Los recuerdos no van en maleta. No tienes que empacarlos. Por suerte y por desgracia, van contigo… A donde tú vayas. No es como hacer una maletita con todo eso que vas a necesitar para tu viaje, que lo metes y lo que no, se queda en casa. Con los recuerdos eso no funciona. No eliges cuales te llevas y cuales dejas. Te llevas todos los que recuerdes. No te dejas ni uno atrás. Y como no van en una maleta, tampoco se pierden por el camino. No hay una buena (o mala) compañía aérea que te pierda los recuerdos si lo seleccionas en la casilla correspondiente al comprar el billete. No la hay. Te vas con ellos. Te vas con ellos a donde vayas. Y a donde vayas, ellos van contigo. Ese es el acuerdo tácito al vivirlos. Ese es el riesgo al disfrutarlos. Ese es el peaje de los ratos inolvidables.
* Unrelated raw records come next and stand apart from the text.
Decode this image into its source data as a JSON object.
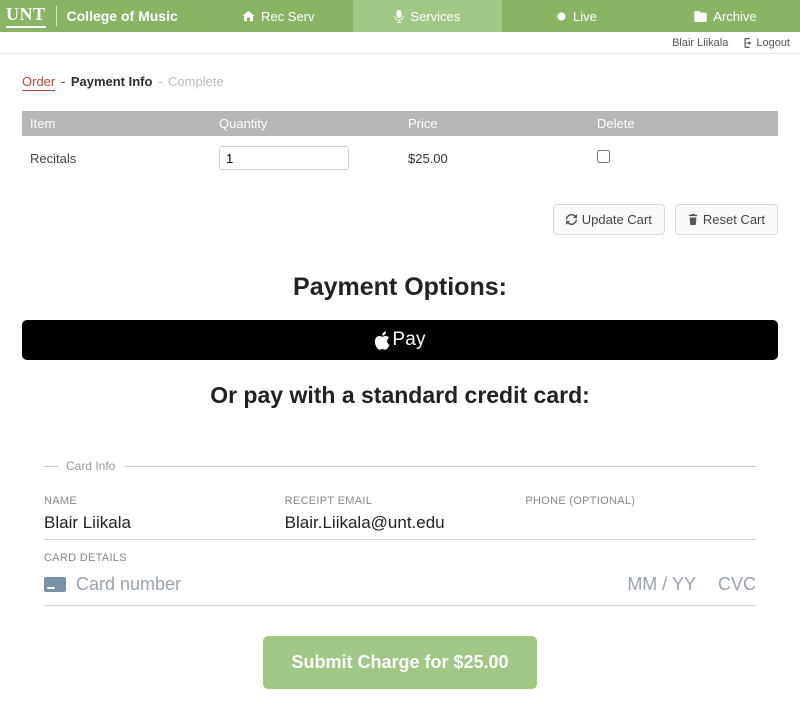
{
  "brand": {
    "logo": "UNT",
    "subtitle": "College of Music"
  },
  "nav": {
    "items": [
      {
        "label": "Rec Serv",
        "active": false
      },
      {
        "label": "Services",
        "active": true
      },
      {
        "label": "Live",
        "active": false
      },
      {
        "label": "Archive",
        "active": false
      }
    ]
  },
  "userbar": {
    "name": "Blair Liikala",
    "logout": "Logout"
  },
  "breadcrumb": {
    "order": "Order",
    "payment": "Payment Info",
    "complete": "Complete"
  },
  "cart": {
    "headers": {
      "item": "Item",
      "quantity": "Quantity",
      "price": "Price",
      "delete": "Delete"
    },
    "rows": [
      {
        "item": "Recitals",
        "quantity": "1",
        "price": "$25.00"
      }
    ],
    "update_label": "Update Cart",
    "reset_label": "Reset Cart"
  },
  "payment": {
    "options_title": "Payment Options:",
    "apple_pay_text": "Pay",
    "or_title": "Or pay with a standard credit card:"
  },
  "card": {
    "section_title": "Card Info",
    "name_label": "NAME",
    "name_value": "Blair Liikala",
    "email_label": "RECEIPT EMAIL",
    "email_value": "Blair.Liikala@unt.edu",
    "phone_label": "PHONE (OPTIONAL)",
    "phone_value": "",
    "details_label": "CARD DETAILS",
    "cc_placeholder": "Card number",
    "exp_placeholder": "MM / YY",
    "cvc_placeholder": "CVC"
  },
  "submit": {
    "label": "Submit Charge for $25.00"
  }
}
La única forma de que al moverse dentro de uno los recuerdos no duelan es vivir miles para que entre todos estén a presión y no queden holgueros por tu cabeza.
Los recuerdos no se compran. No puedes ir a la tienda y encargar un pack de recuerdos por 9,99 para que los tuyos se apretujen. Los recuerdos se consiguen viviéndolos y a veces, algunas, de mucho imaginarlos. Qué dura tarea por delante la de revisarlos en tu interior solo cuando tú así lo eliges. Los recuerdos no tienen reloj. Son intempestivos. Aparecen cuando quieren, incluso en sueños. Nunca estás a salvo; ellos nunca duermen… (y por su culpa, a veces tú tampoco).
Lo único que se puede hacer para vivir con algunos de ellos es dejar el tiempo pasar. Dejar que el tiempo te saque una media sonrisa al recordarlos. Muchos, con el tiempo, se olvidan; los feos, sobre todo.
Estás en mi hombro, conmigo. Y ahí, el tiempo no tiene nada que hacer.